The carriers shouldn't under provision their networks.

With DSL, my loop is dedicated to me. (This is not true for cable). There is no
reason I shouldn't be able to use my loop at full speed all the time.

The problem comes with the basic nature of packet switching: it's based on
statistical multiplexing. This is not new; the phone companies have been doing
it from day one. It simply isn't (or it hasn't been) feasible to provide enough
capacity to handle everyone at full speed all the time. And it would be
economically inefficient to do so because it would raise prices for those who
don't use their links at full speed all the time.

That said, I think the carriers are going about this in completely the wrong way
by putting rate limits on individual users and by limiting their monthly usage.
This is a bad match to the underlying technology.

The *right* thing to do is to introduce DSCP (QoS) mechanisms that the *user*
can control. You are right that the user can prioritize his own upstream traffic
so that his VoIP, for example, gets higher priority than his Bit Torrent
traffic. I do exactly this with a dedicated router running Linux and the results
have been dramatic.  I can saturate my DSL upstream link with Bit Torrent
traffic, pick up the phone and make a VoIP call with no impact at all. The Bit
Torrent stream slows down for the duration of the call and then resumes at the
end. It works exactly as it should.

The carrier should give me a similar mechanism for the downstream link, because
I do not control his router. But I must have control over it. In practice
downstream QoS isn't as big a problem as the upstream link because the upstream
links are so much slower.

I don't think we would disagree on any of this. The interesting part is what
should happen beyond my local DSL loop because that part of the network is
shared with other users. Assuming that it is not yet economically feasible to
over provision the shared network as we'd all like (and I don't know that it
still isn't), I think a reasonably fair QoS mechanism could be implemented.

First of all, the carrier should implement a "scavenger" class of service with a
priority lower than default. Users are allowed to present as much traffic in
this class as they want without penalty or monthly limit. Furthermore, there
should be no artificial limits on speed; a link should never be allowed to go
idle as long as there is traffic to send, including scavenger traffic.
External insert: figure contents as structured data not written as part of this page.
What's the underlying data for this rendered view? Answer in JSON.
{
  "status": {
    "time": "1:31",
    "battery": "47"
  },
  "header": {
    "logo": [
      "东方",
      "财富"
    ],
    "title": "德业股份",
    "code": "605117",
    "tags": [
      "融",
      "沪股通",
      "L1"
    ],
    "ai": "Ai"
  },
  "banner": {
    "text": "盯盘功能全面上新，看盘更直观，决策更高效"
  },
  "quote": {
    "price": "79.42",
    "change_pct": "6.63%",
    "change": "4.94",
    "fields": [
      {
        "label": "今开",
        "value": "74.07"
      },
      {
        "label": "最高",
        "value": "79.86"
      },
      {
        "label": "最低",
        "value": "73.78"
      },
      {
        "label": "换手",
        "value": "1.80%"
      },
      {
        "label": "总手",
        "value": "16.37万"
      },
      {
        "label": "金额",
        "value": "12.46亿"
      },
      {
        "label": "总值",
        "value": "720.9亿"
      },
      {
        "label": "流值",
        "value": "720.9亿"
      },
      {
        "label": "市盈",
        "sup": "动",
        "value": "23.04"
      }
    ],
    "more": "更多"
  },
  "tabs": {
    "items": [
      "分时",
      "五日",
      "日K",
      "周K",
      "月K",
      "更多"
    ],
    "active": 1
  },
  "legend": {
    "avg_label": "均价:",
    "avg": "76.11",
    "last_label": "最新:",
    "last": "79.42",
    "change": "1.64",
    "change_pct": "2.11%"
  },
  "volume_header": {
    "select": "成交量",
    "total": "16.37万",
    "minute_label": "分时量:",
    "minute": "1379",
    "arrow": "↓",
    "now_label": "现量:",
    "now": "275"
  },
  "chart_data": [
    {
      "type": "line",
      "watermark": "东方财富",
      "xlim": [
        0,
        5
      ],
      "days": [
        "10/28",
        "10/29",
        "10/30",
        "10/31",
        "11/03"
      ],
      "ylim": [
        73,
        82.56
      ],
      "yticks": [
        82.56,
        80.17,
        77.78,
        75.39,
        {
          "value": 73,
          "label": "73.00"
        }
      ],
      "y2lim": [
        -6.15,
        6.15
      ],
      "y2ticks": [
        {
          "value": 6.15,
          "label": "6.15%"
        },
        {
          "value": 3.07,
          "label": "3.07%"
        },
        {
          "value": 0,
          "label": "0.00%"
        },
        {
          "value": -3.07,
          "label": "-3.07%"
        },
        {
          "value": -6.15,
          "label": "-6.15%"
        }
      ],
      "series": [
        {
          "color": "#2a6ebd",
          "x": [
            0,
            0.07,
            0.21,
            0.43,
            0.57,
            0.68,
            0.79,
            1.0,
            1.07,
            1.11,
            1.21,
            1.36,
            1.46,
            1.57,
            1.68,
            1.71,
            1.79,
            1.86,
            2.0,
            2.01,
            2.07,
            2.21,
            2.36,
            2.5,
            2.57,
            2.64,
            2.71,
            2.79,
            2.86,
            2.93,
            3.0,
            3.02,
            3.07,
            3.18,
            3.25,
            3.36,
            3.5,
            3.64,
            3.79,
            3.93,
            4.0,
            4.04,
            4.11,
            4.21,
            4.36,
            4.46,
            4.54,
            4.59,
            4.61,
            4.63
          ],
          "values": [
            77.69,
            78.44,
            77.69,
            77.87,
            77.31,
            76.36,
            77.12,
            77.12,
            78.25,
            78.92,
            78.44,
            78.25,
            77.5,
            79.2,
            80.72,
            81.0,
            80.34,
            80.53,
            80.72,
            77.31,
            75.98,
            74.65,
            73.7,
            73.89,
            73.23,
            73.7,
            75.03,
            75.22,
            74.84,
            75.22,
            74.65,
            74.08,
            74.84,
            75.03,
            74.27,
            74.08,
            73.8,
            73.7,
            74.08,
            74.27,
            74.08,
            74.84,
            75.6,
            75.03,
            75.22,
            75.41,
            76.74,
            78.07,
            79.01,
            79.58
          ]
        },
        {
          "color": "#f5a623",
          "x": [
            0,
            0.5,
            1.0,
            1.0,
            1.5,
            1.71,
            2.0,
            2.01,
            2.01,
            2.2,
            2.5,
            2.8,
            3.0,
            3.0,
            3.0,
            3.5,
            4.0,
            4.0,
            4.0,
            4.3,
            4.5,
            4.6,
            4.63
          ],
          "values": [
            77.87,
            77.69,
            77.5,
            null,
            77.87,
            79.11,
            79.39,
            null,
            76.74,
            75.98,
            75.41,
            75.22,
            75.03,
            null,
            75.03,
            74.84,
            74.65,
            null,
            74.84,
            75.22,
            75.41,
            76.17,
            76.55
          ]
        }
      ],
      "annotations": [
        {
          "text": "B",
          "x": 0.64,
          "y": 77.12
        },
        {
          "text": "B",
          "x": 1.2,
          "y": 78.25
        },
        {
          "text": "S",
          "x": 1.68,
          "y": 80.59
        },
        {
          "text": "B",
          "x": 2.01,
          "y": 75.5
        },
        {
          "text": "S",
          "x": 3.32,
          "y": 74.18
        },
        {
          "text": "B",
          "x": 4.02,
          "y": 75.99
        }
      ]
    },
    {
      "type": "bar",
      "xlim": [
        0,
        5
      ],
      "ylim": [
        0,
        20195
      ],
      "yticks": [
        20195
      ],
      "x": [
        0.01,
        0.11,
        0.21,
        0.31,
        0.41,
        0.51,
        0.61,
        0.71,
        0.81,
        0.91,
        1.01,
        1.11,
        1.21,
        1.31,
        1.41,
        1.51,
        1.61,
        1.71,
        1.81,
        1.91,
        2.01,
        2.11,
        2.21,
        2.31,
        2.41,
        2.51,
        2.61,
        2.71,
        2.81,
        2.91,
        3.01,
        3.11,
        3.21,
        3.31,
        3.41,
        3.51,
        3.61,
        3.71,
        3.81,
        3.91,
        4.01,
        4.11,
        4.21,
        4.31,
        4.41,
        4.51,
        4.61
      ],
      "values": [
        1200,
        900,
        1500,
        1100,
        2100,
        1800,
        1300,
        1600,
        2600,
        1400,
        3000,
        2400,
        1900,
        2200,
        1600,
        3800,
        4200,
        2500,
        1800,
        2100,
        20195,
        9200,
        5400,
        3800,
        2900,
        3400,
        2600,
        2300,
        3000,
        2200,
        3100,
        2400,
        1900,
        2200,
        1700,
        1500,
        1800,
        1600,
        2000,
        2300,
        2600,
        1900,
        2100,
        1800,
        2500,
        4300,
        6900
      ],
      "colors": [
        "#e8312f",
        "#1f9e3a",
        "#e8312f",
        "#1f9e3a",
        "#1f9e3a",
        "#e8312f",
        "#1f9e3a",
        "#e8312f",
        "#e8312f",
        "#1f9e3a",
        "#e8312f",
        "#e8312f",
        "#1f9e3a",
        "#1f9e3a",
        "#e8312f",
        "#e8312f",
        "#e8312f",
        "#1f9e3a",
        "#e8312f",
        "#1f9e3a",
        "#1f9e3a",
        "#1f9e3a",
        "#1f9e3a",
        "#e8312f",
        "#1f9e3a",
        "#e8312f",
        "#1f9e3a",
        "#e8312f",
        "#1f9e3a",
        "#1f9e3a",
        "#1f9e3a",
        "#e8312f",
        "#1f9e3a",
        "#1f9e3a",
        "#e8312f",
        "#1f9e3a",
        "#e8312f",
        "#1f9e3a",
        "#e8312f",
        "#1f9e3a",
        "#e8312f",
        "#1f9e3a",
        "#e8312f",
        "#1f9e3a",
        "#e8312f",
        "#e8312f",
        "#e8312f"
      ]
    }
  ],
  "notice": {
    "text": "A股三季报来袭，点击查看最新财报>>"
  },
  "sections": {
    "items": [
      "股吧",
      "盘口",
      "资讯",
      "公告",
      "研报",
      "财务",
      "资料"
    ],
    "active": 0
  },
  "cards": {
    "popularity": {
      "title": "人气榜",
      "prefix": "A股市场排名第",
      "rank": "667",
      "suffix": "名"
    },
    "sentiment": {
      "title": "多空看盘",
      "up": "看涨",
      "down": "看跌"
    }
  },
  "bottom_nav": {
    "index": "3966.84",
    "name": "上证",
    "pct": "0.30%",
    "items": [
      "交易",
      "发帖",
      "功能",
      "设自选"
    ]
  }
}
Second, the carrier should divide up the available capacity C among the N active
users, defined as those who have sent traffic in say, the last 30 seconds, and
guarantee C/N to each user's default priority traffic. Traffic from any one user
in excess of that amount is downgraded to scavenger traffic, possibly affecting
VoIP so the user has an incentive to mark his traffic accurately.

Basically, each user is guaranteed a fair share of capacity and when one user
doesn't use his capacity, everybody else gets to fight over it.

If a user wants a guaranteed rate higher than C/N, he should have the option of
paying for it.  But there should be no caps on individual data rates or monthly
limits on total traffic even for the cheapest grade of service. Rates should be
based only on busy-time guarantees.

I think this approach is a much better fit to how a statistically multiplexed
packet network actually behaves. Each user gets a guarantee that they do not now
have, yet good incentives are in place to encourage users to do the right thing.